LM: Sekarang tentang perjuangan bapak di Jakarta akhir-akhir ini. Apa garis-garis besar yang bapak tunjukkan  dan lakukan di Jakarta?
Pdt Max: Waktu itu saya melihat di media KKR Stepehn Tong dibubarkan paksa oleh ormas radikal setelah sebelumnya terjadi aksi besar-besaran yang mendiskreditkan Ahok. Pada 9 Desember saya melakukan demo tunggal pertama di bundaran HI di Jakarta, seminggu sesudah aksi 212 nya Rizieq Shihab cs. Itu adalah demo saya yang pertama, ada tiga kali saya melakukan demo tunggal di sana setelah itu ditemani rekan-rekan pengacara dari Tim Pembela Demokrasi Indonesia melaporkan resmi Rizieq Shihab ketua FPI ke Bareskrim Polri terkait hasutan dan ajakannya untuk membunuh Pendeta-pendeta. Sebelumnya saya berusaha sendiri berkali-kali mengurus laporan ke Polri tetapi tidak dilayani baik hingga akhirnya dibantu oleh pengacara-pengacara dari TPDI.

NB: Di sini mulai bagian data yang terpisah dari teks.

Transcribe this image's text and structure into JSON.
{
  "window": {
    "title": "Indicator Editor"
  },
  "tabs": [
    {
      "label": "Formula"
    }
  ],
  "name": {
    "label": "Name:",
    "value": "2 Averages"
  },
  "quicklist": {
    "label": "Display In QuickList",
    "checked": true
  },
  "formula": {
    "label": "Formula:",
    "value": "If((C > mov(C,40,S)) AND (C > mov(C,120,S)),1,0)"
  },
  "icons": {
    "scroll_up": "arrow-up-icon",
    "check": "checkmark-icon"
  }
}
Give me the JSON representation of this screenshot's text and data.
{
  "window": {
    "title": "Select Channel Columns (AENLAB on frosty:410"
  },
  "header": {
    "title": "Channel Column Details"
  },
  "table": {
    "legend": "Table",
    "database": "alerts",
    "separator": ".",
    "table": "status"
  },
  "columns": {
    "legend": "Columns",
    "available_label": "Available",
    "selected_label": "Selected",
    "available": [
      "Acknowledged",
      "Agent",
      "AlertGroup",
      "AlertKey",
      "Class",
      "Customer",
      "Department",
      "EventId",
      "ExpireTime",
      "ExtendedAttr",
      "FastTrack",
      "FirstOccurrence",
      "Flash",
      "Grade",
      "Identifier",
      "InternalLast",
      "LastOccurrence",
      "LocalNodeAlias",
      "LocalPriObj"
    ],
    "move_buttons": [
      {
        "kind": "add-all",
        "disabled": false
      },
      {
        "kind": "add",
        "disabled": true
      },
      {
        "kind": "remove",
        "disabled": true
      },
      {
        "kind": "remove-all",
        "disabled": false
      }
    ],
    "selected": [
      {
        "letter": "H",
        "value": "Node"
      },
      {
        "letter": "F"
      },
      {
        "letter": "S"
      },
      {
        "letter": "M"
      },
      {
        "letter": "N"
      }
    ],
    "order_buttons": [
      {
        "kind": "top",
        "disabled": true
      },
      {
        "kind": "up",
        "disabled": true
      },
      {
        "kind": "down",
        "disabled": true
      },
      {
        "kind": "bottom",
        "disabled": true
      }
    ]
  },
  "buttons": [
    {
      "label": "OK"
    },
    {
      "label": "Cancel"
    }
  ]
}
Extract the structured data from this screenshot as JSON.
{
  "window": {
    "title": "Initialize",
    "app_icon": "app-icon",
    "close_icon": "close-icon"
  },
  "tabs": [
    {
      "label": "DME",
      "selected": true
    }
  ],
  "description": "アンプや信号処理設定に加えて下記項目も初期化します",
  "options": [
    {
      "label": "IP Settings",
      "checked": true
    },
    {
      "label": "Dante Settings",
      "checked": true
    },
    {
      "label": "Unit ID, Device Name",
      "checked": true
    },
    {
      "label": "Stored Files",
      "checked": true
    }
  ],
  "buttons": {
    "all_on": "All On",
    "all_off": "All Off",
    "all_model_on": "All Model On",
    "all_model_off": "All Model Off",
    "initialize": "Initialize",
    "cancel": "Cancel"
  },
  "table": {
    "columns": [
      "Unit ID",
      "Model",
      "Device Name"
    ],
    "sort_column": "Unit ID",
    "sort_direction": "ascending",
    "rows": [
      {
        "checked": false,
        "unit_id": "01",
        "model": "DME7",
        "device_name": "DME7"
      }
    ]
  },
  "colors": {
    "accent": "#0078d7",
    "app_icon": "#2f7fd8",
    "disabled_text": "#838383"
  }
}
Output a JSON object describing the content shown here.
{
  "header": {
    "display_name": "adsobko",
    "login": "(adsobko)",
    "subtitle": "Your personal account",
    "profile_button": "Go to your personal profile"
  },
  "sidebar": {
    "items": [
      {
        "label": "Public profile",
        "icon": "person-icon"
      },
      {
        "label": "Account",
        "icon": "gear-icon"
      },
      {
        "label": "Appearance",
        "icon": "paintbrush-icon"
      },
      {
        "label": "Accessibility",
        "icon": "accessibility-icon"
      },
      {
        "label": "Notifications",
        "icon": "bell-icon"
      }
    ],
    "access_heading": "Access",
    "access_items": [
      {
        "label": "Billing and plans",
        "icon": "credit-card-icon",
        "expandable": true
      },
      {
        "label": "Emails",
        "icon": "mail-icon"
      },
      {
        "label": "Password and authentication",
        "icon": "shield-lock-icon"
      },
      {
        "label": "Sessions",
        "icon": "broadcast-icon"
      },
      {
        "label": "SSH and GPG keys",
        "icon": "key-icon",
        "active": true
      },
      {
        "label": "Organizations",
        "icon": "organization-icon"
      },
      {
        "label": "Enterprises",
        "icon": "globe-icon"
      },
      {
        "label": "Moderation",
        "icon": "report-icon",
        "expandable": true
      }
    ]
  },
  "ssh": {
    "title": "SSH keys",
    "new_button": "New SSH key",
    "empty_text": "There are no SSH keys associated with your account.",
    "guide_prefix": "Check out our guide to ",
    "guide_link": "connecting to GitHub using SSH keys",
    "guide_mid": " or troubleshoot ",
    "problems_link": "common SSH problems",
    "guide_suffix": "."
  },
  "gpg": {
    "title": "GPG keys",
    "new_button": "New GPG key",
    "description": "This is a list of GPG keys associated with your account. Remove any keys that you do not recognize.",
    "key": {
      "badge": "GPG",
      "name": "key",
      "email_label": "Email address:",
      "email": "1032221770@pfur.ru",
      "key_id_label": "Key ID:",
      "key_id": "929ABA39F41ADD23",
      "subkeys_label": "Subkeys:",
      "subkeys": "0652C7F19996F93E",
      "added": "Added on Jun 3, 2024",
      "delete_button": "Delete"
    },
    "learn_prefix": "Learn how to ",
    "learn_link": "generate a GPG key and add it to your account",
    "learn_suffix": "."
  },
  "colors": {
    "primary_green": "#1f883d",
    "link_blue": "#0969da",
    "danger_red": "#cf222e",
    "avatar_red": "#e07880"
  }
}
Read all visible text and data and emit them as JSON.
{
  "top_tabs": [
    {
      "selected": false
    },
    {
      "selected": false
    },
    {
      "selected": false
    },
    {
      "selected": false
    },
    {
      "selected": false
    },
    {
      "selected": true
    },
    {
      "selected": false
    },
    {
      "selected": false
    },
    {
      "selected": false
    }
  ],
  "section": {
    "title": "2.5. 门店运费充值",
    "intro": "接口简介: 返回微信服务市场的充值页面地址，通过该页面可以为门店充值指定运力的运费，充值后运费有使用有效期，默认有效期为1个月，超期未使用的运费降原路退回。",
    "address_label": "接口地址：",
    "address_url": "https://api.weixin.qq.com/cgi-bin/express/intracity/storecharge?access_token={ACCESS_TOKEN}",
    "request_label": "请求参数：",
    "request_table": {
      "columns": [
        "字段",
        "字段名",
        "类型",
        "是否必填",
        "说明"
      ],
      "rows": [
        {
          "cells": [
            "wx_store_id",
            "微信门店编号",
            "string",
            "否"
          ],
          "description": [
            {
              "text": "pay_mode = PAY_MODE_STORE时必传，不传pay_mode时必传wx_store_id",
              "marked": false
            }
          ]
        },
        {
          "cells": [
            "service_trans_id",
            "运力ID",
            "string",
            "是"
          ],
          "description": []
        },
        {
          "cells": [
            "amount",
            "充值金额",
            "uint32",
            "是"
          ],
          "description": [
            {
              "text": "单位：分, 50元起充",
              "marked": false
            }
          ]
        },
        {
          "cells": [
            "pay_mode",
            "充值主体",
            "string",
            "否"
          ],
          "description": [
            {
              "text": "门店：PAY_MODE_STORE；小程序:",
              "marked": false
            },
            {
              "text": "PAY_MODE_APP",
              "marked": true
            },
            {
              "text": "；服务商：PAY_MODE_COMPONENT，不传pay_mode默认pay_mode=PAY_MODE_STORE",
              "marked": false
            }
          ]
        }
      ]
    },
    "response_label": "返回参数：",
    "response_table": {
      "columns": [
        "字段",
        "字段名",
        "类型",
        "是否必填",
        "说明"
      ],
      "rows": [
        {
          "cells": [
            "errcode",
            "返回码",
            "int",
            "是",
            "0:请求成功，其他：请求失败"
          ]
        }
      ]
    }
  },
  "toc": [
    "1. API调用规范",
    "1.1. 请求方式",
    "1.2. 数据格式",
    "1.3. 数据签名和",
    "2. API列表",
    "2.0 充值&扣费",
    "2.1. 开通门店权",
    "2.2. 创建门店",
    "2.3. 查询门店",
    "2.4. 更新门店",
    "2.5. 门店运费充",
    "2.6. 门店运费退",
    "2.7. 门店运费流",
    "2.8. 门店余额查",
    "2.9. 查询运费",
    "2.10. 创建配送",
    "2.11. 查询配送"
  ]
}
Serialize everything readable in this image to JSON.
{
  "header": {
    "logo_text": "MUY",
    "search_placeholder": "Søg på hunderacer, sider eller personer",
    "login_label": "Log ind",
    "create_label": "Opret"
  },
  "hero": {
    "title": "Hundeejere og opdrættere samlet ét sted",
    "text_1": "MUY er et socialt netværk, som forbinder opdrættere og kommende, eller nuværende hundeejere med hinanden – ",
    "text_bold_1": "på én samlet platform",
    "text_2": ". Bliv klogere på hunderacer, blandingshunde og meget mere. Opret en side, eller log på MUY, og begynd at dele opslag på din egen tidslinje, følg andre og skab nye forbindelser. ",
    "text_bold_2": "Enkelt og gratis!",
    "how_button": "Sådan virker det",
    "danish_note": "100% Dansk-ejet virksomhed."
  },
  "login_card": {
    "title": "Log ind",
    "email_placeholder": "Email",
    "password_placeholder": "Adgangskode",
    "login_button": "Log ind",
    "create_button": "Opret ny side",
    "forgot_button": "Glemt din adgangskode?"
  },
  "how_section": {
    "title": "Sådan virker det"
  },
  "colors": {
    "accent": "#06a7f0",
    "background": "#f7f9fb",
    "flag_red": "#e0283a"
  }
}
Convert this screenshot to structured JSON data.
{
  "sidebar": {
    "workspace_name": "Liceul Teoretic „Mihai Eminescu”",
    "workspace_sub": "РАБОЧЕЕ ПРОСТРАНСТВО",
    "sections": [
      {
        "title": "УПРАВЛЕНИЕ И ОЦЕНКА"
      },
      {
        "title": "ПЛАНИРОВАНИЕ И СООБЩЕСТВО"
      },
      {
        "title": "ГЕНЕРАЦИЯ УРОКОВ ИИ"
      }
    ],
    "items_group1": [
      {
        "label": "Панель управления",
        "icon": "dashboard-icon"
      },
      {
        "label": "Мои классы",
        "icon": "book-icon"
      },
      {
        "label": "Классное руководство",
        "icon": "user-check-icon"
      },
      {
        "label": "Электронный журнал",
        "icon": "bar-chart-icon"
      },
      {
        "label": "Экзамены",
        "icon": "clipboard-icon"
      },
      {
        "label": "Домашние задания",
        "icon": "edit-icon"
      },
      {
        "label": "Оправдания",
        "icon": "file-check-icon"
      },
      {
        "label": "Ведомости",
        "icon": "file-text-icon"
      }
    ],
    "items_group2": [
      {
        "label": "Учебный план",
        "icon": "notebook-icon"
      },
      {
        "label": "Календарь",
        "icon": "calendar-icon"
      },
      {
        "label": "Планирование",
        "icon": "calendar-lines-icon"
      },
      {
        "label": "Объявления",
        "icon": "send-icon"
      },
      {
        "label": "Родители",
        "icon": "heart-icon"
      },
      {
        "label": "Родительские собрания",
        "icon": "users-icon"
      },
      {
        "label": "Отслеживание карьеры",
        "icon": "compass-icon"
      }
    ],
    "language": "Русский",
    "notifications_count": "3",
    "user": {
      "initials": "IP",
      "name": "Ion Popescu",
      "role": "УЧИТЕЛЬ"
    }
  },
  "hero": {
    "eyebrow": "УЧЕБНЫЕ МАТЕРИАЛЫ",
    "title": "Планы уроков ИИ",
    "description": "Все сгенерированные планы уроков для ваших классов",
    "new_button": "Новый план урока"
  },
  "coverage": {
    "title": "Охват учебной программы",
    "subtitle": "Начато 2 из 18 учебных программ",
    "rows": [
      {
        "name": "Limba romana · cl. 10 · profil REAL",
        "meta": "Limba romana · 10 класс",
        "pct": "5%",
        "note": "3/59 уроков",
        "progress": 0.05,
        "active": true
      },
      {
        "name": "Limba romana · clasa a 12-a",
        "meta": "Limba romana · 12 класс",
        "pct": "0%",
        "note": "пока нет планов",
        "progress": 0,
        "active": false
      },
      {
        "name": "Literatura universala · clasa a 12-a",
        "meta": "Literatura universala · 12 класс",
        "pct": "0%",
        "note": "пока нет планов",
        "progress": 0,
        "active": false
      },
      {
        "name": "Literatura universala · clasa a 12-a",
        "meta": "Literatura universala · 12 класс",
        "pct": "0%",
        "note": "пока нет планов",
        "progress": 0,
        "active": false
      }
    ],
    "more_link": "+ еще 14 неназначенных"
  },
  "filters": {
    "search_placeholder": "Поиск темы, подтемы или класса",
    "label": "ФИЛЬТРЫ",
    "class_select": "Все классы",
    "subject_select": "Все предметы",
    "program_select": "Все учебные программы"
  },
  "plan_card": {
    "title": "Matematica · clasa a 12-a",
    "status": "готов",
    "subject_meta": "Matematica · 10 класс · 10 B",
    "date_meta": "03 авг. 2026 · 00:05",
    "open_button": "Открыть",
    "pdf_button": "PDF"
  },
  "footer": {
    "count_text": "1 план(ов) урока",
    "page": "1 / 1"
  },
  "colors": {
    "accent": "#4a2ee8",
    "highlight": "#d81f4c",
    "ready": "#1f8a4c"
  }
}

     Tuntutan pada demo-demo tunggal yang saya lakukan tersebut secara garis besar meminta persamaan hak dan keadilan di Indonesia, jangan kami didiskriminasi karena Agama atau ras sebagaimana yang dialami oleh Ahok saat itu. Banyak agenda yang saya jalani selama di sana. Saya diundang di rumah Lembang bertemu Ahok, berorasi di saat pengadilan Ahok dan berhadapan dengan orator-orator radikalis FPI. Selain itu saya banyak bertemu dengan tokoh-tokoh Pancasilais dan forum-forum gerakan anti radikalisme,. Saya akhirnya bertemu dengan Panglima pusat Pengawal Garuda Nusantara yaitu Kyai Haji Gus Nuril dari NU yang dulunya adalah Panglima Pasukan Berani Mati. Dia memberi mandat kepada saya untuk mendirikan cabang-cabang PGN di Sulut yang akan mengakomodir semua kaum Pancasilais. Selain itu saya sebelumnya telah mendirikan BTPI Benteng TImur Pancasila Indonesia di mana tujuannya adalah untuk mewakili suara kaum Kristen dan kaum Pancasilais di Indonesia timur agar kita tidak selalu diam menyikapi aksi-aksi sepihak dari para radikalis agama seperti FPI, HTI, PAS, dll. BTPI sendiri sudah lama saya dirikan, tercetusnya pada 10 Oktober 2010.



LM: Apa harapan bapak untuk Minahasa ke depannya?
Pdt Max: 1. Minahasa harus semakin tahu kebenaran dan berjalan dalam kebenaran yang hakiki. Kebahagiaan seorang abdi negara adalah apabbila dia menjalankan tugasnya dalam budaya kebenaran.
              2. Minahasa harus kembali kepada persaudaraan seperti dulu. Jangan pernah bicara persaudaraan “torang samua basudara” kalau tidak dilandasi kebenaran. Kita ingin agar orang lain juga maju, orang bijak adalah orang yang ingin agar saudaranya turut maju. Tidakkah itu selaras dengan semboyan leluhur kita Dr. Sam Ratulangi?
            3. Minahasa harus mengerti betul keadilan. Keadilan berarti tidak membeda-bedakan. Ini diukur dari keberpihakkan kita kepada rakyat apakah utuh atau hanya bersifat kelompok? Adil di sini berarti kita mau bersedia saling membantu baik moril maupun materil. Budaya ini sudah lama ditinggalkan kita orang Minahasa.